Weigl: Nostalgie ohne Kitsch
Mit »Old Vienna« von Karl Weigl, 1939 im amerikanischen Exil komponiert, betrat das Konzert Neuland. In diesem selten gespielten Stück gelingt es dem Komponisten, eine versunkene Klangwelt heraufzubeschwören – nicht als bloße Sentimentalität, sondern als poetischer Rückblick. Die AOV spielte diese Erinnerungsmusik mit Wärme und klanglicher Differenzierung. Flöte, Harfe und Klarinetten prägten das elegante Klangbild. Es war ein zarter Kontrast zur wuchtigen Eröffnung – und ein leiser Hinweis auf die Lebensrealität eines jüdischen Komponisten, der Wien hinter sich lassen musste.

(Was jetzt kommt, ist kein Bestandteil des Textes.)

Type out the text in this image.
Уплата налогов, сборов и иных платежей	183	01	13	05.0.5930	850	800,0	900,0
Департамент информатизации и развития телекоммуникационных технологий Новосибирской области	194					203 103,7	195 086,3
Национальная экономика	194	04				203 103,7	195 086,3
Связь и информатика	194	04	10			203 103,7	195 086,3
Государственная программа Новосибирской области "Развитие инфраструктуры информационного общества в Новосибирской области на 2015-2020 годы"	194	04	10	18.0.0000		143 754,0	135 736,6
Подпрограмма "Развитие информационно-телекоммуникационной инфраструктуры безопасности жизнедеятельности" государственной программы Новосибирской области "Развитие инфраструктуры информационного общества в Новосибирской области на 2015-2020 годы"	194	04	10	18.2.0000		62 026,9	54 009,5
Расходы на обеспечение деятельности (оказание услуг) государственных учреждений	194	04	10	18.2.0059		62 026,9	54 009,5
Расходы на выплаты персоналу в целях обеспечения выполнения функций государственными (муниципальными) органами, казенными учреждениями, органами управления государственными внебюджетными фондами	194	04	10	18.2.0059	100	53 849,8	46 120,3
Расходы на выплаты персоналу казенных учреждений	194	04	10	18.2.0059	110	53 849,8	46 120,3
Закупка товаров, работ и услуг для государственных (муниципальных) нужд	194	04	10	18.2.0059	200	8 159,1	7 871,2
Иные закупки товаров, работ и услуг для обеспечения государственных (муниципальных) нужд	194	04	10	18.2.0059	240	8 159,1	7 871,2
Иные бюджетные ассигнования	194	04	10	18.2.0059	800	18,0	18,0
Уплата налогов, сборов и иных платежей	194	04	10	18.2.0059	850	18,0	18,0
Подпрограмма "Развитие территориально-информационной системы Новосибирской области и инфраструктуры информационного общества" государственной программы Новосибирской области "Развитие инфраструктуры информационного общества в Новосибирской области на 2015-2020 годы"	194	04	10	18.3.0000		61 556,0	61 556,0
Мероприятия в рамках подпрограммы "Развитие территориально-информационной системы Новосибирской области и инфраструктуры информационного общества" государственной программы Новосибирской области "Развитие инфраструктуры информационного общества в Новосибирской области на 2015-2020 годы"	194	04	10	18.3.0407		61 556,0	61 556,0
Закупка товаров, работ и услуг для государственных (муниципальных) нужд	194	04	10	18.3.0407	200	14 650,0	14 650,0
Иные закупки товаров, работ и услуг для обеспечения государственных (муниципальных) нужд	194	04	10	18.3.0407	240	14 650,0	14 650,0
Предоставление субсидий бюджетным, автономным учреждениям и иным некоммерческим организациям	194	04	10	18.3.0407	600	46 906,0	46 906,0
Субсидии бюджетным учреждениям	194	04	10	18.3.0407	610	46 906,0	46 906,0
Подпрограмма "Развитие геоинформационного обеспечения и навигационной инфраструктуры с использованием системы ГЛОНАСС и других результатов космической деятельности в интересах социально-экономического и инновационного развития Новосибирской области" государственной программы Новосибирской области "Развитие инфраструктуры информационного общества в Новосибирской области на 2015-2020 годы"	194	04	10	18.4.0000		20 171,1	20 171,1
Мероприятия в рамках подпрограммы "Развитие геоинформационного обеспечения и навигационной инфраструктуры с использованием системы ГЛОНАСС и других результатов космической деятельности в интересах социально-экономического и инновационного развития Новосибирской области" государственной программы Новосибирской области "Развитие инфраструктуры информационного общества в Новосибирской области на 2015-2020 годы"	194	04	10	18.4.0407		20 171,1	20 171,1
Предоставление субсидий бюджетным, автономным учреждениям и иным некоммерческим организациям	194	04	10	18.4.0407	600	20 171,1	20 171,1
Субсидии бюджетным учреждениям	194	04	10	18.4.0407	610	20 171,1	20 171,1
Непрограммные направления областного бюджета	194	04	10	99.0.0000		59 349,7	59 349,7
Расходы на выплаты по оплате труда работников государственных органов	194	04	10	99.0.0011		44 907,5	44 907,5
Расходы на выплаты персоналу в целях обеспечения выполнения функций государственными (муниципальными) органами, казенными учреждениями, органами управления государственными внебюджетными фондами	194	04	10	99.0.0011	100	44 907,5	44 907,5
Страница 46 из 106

Liszt: Monumentales mit doppeltem Schatten
»Les Préludes«, Franz Liszts bekannteste sinfonische Dichtung, wurde im 20. Jahrhundert durch ihre Vereinnahmung als Wochenschau-Musik durch die NS-Propaganda belastet. Tim Hüttemeister und die AOV begegneten diesem schwer ererbten Schatten mit einer Deutung, die sich auf Liszts musikalische Vision konzentrierte: den Wandel der Lebenskräfte, dargestellt in klanglicher Transformation. Wieder war die Klangbalance eine Herausforderung – die triumphale Schlusssteigerung überrollte die Streicher stellenweise. Doch die emotionale Klarheit und die deutliche Herausarbeitung der thematischen Wandlungen gaben dem Stück seine Würde zurück.
Schreker: Spätromantischer Rausch in vier Farben
Mit der »Romantischen Suite« op. 14 von Franz Schreker präsentierte die AOV ein weiteres Werk aus der Reihe der „vergessenen Moderne“. Die Suite, reich an harmonischer Farbigkeit und instrumentaler Raffinesse, wurde mit viel Liebe zum Detail gespielt. Die Klangfarben – zwischen Mahler, Debussy und einer ganz eigenen Handschrift – kamen besonders im Scherzo und Intermezzo schön zur Geltung. Hier zeigte sich die AOV klanglich am stimmigsten – vielleicht auch, weil das Werk weniger klangliche Konfrontation als flächige Entfaltung verlangt.

Was dieses Konzert auszeichnete, war nicht nur die musikalische Leistung – sondern der bewusste Umgang mit Geschichte, Klang und Kontext. Wagner und Liszt stehen heute nicht mehr unkommentiert im Raum, und die Gegenüberstellung mit den Werken von Weigl und Schreker machte deutlich, dass Musikgeschichte nicht nur in Klängen, sondern auch in Brüchen erzählt werden muss. Die AOV hat diesen Abend nicht nur musikalisch, sondern auch dramaturgisch klug und sensibel gestaltet. Ein Konzert, das berührt, bildet – und nachklingt.